Nicht neu, aber bewährt ist die Idee, Luthers Zeit und seine Ansichten etwa zum Ablasshandel in Form von animierten Erklärstücken einzustreuen, was allerdings zur Folge hat, dass der Film ans Kinderfernsehen erinnert; das Kika-Format „Schnitzeljagd“ oder die SWR-Reihe „motzgurke.tv“ zum Beispiel funktionieren ganz ähnlich. Bei der Präsentation wiederum gibt es Parallelen zu einigen Arbeiten aus der ZDF-Redaktion „Das kleine Fernsehspiel“, in denen ausprobiert wurde, welche optischen Möglichkeiten der Umgang mit neuen Techniken bietet, etwa die Gesichtserkennung in „Operation Naked“ oder die Integration von Internet-Inhalten in den beiden „Dina Foxx“-Produktionen. Beim SWR hatte man allerdings ein offenbar eher älteres Publikum vor Augen, das nicht mehr gut sehen kann, weshalb die Internetbotschaften stets auch vorgelesen werden.

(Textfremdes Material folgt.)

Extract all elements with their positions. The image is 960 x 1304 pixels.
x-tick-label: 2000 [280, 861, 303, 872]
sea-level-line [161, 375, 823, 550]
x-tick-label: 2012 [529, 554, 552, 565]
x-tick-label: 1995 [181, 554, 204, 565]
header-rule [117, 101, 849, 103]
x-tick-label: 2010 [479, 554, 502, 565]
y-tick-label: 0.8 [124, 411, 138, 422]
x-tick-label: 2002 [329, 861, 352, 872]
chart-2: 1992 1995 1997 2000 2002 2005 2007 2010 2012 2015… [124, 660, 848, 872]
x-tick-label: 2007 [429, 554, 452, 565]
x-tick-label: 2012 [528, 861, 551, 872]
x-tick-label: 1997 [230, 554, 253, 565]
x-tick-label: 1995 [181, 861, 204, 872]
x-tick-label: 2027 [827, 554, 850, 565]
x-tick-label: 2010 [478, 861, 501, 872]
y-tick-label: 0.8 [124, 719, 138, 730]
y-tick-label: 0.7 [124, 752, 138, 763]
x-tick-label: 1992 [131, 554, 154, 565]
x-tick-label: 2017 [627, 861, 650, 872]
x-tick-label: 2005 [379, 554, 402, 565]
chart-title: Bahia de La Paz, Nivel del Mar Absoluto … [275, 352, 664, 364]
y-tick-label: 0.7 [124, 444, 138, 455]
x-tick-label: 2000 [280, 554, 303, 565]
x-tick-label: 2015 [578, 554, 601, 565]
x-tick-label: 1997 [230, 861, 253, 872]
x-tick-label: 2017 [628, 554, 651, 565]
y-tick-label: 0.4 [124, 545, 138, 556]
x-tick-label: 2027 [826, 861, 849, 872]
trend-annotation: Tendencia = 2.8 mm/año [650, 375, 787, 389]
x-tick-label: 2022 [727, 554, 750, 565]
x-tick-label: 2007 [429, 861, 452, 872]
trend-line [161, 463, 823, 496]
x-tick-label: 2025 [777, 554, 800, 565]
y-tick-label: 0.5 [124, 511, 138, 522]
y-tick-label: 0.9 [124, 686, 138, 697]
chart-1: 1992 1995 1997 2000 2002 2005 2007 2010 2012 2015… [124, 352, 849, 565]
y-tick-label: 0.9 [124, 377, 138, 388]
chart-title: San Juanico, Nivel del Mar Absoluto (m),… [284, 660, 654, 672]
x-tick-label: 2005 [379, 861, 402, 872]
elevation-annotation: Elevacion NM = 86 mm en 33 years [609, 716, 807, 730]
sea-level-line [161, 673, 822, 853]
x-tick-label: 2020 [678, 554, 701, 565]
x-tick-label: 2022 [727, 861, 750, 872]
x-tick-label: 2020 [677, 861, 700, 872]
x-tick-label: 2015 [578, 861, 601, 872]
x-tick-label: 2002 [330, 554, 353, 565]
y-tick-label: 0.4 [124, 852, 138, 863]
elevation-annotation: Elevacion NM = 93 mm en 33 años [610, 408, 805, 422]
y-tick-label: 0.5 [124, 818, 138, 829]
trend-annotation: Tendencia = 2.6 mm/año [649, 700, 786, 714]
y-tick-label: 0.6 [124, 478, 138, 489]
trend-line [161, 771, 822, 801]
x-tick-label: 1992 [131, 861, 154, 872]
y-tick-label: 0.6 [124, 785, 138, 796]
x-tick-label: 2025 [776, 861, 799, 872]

Der Versuch, die Motive des Computerhackers Carsten von Lupfen mit Martin Luther in Verbindung zu bringen, ist zumindest in der Theorie durchaus reizvoll: Der Mann will den Staat vor den Staatsschützern schützen, denn die sind seiner Ansicht nach bereit, die Demokratie zu zerstören, um sie zu bewahren. In der Inszenierung (Buch und Regie: Tom Ockers) wirkt der Ansatz allerdings längst nicht mehr so plausibel, zumal die Dialoge gelegentlich allzu ranschmeißerisch klingen („weil die Pfeifen im Vatikan es nicht geschnallt haben“). Außerdem ist Bösewichtdarsteller Marek Harloff kein Schauspieler, dem die Sympathien zufliegen, weshalb von Lupfen seinen guten Absichten zum Trotz bis zum Schluss zwielichtig bleibt; die Vernehmungsgespräche gehören zu den schwächsten Szenen des Films. Dennoch ist „Die Luther Matrix“ auf gewisse Weise faszinierend, zumal „Mister X“ den Staatsschützern stets einen Schritt voraus ist und sie zudem mit ihren eigenen Waffen schlägt. Von einem „spannenden Doku-Thriller“, wie ihn die ARD verspricht, kann dennoch keine Rede sein.